Debt Reorganisation


  • Types of debt reorganisation are: remortgage, secured loan, equity release, lifetime mortgage, unsecured consolidation loan, switching to a cheaper product(s) if eligible (e.g. interest free credit card periods)

  • Sometimes fees & increased interest to consider

  • Usually no write off

  • Can increase indebtedness

  • Usually extends the period of debt repayment

  • Sometimes secures unsecured debt, assets may be put at risk

  • Registered defaults may already affect credit rating

  • Borrowing may be at high end interest rates

  • Consolidation loans that are not fixed interest rates may be a risky debt strategy

  • Affordability calculations may restrict the amount of borrowing

  • Receiving expert financial advice is essential

  • Important to cancel all lines of credit once consolidation has been done

How it works

You apply to a lender for a loan to reorganise, or clear your debts. These loans are often advertised as ‘consolidation loans’. This means you swap some or all of your creditors for just one creditor. If you own your home, the lender will probably want to take a charge* on it.

If you're 55+, you may be eligible for a lifetime mortgage product which secures your borrowing plus interest on your property. Under these terms, you're not required to make repayments, the loan is repaid upon death or move into long-term care. You can make voluntary payments to reduce the debt.

You may be able to re-mortgage to extend borrowing & release capital to pay debts. This will depend on your income multiples, loan to value debt ratio, age & credit rating.

You should seek independent advice about whether any of the above products would be in your best interests. Money Advice Hub provides a list of trusted independent financial advisers. You should always shop around for the best deal but if you have a poor credit rating, you may not be able to get loans on the best terms.

A consolidation loan will only help if:

• it is used to pay some or all of your existing debts

• the repayments on the new loan are no more than those you are already making towards your existing debts, & you can afford to make them.

Otherwise, the new loan will add to your debt burden & make your problems worse. You will also need to look carefully at how long the loan will take to repay, what interest you are going to have to pay compared with what you are currently charged; and what charges or penalties there are, e.g. for late payments.

*Having a charge on your home means that if you don’t repay the debt, the creditor has a claim on the proceeds if the property is sold, and if you do not adhere to repayment terms agreed, your home could be at risk of repossession.

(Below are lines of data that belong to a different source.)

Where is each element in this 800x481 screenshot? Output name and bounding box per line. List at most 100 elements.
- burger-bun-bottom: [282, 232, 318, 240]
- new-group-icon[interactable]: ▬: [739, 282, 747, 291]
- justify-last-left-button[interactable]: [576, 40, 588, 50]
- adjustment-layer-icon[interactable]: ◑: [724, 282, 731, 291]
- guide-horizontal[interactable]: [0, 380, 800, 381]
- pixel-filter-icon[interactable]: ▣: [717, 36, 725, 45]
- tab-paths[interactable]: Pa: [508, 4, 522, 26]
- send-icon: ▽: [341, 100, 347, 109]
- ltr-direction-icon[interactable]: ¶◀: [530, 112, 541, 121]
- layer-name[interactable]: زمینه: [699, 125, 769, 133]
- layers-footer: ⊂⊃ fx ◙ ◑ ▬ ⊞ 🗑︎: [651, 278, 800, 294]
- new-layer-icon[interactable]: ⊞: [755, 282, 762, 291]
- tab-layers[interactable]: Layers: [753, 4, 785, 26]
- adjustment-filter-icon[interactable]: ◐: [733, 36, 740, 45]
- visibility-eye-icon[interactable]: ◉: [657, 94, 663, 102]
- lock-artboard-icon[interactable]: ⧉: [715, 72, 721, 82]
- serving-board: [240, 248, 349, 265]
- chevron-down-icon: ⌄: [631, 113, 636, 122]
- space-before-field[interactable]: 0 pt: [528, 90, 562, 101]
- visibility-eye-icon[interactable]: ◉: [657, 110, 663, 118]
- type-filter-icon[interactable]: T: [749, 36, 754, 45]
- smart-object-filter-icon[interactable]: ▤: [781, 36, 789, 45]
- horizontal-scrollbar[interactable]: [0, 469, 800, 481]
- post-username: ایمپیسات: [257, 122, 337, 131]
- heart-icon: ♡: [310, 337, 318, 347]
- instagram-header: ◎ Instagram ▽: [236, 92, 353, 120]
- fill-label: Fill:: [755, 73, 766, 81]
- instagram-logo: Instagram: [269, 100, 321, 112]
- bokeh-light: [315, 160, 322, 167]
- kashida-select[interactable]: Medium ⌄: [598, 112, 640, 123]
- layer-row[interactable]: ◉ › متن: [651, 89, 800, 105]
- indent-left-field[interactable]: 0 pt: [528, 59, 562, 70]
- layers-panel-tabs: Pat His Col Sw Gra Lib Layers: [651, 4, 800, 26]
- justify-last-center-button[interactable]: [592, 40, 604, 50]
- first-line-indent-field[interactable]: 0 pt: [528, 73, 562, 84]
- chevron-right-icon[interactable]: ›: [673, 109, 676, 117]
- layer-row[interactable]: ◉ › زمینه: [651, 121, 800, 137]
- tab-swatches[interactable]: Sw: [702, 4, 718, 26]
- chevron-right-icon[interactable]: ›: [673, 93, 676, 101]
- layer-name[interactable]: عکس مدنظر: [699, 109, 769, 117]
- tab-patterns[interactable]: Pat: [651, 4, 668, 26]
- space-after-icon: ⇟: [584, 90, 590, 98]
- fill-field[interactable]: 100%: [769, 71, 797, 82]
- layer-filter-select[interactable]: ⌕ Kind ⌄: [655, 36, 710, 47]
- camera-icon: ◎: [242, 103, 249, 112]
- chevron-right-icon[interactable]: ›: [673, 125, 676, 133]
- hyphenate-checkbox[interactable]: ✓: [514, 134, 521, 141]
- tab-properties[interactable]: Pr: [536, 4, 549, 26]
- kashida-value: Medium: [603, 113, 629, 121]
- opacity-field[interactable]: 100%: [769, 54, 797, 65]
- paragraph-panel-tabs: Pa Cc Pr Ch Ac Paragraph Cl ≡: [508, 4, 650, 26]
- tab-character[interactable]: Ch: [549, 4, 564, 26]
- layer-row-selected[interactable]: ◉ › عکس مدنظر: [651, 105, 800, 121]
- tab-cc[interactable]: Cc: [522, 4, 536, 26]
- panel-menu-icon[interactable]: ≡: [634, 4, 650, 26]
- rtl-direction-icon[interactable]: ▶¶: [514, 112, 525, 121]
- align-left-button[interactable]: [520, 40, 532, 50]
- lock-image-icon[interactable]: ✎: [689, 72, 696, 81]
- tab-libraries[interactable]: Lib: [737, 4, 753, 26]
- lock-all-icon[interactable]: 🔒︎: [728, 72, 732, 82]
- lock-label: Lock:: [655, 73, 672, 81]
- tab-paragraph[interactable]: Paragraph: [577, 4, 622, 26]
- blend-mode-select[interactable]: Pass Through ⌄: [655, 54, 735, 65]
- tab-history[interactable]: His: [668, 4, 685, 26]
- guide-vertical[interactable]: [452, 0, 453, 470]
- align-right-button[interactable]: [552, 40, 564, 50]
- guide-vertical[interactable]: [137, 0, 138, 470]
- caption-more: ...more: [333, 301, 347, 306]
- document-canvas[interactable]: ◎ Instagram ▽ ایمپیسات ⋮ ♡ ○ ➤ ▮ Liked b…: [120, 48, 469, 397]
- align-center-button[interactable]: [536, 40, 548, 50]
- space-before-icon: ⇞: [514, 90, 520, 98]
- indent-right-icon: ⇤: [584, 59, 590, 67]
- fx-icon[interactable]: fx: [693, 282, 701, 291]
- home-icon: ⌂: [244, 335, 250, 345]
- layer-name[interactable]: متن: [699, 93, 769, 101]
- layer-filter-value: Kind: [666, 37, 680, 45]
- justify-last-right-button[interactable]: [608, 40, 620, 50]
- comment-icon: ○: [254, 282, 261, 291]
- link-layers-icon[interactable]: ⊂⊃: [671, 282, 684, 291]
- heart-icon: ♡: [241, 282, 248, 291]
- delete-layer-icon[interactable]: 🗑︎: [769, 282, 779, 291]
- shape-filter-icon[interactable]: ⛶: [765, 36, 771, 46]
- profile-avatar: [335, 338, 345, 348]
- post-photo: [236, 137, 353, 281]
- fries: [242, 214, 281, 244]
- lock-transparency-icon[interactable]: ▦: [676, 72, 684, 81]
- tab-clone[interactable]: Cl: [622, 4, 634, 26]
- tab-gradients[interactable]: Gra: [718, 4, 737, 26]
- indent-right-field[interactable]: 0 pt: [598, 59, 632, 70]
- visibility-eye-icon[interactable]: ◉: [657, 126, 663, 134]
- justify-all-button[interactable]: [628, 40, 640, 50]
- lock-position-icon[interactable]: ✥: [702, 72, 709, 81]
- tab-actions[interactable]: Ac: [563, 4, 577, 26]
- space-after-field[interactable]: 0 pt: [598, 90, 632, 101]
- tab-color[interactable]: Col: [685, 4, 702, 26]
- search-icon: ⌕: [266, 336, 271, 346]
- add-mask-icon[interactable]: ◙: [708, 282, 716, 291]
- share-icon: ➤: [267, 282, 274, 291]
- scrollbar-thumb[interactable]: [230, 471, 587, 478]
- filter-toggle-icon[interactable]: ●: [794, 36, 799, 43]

  • You will be making one monthly payment on one loan rather than many payments to different creditors

  • Your monthly payments may be lower, or at least should not be any higher

  • Enforcement will be stopped if you can borrow enough money to repay a priority debt

  • You may not have to pay any repayments if you are eligible for a lifetime mortgage product

  • If you choose a partial (voluntary) payment lifetime mortgage, this can replace an interest only mortgage. A credit check is not required, unlike a re-mortgage.

  • Consolidation may protect your credit rating if not already affected


  • You may have to pay fees for arranging the loan, these can be high. Always ask for full written details of all fees.

  • If you have a poor credit rating, you may not be able to get a loan or you may be offered poor terms and conditions, for example a high interest rate

  • If the loan is secured on your house or other asset, then it could be taken from you (repossessed) if you do not keep up the payments

  • Interest rates on secured loans are often not fixed, they often change over the loan period, making it difficult to work out what the total cost of the loan will be. You must check if the interest rate is fixed or variable.

  • Consolidation loans are often offered over a longer period of time than your original debts. This means that even if the interest seems reasonable, the length of time you have to repay it can increase the overall cost of the loan significantly, so you end up paying more.

  • If you don’t clear all your existing borrowing, the new loan is likely to make your debt problems worse and make it more difficult for you to make all your payments.

  • An increased re-mortgage may increase your mortgage payment & if the borrowing increases your loan to value ratio, you may not benefit from the lowest interest rate deals.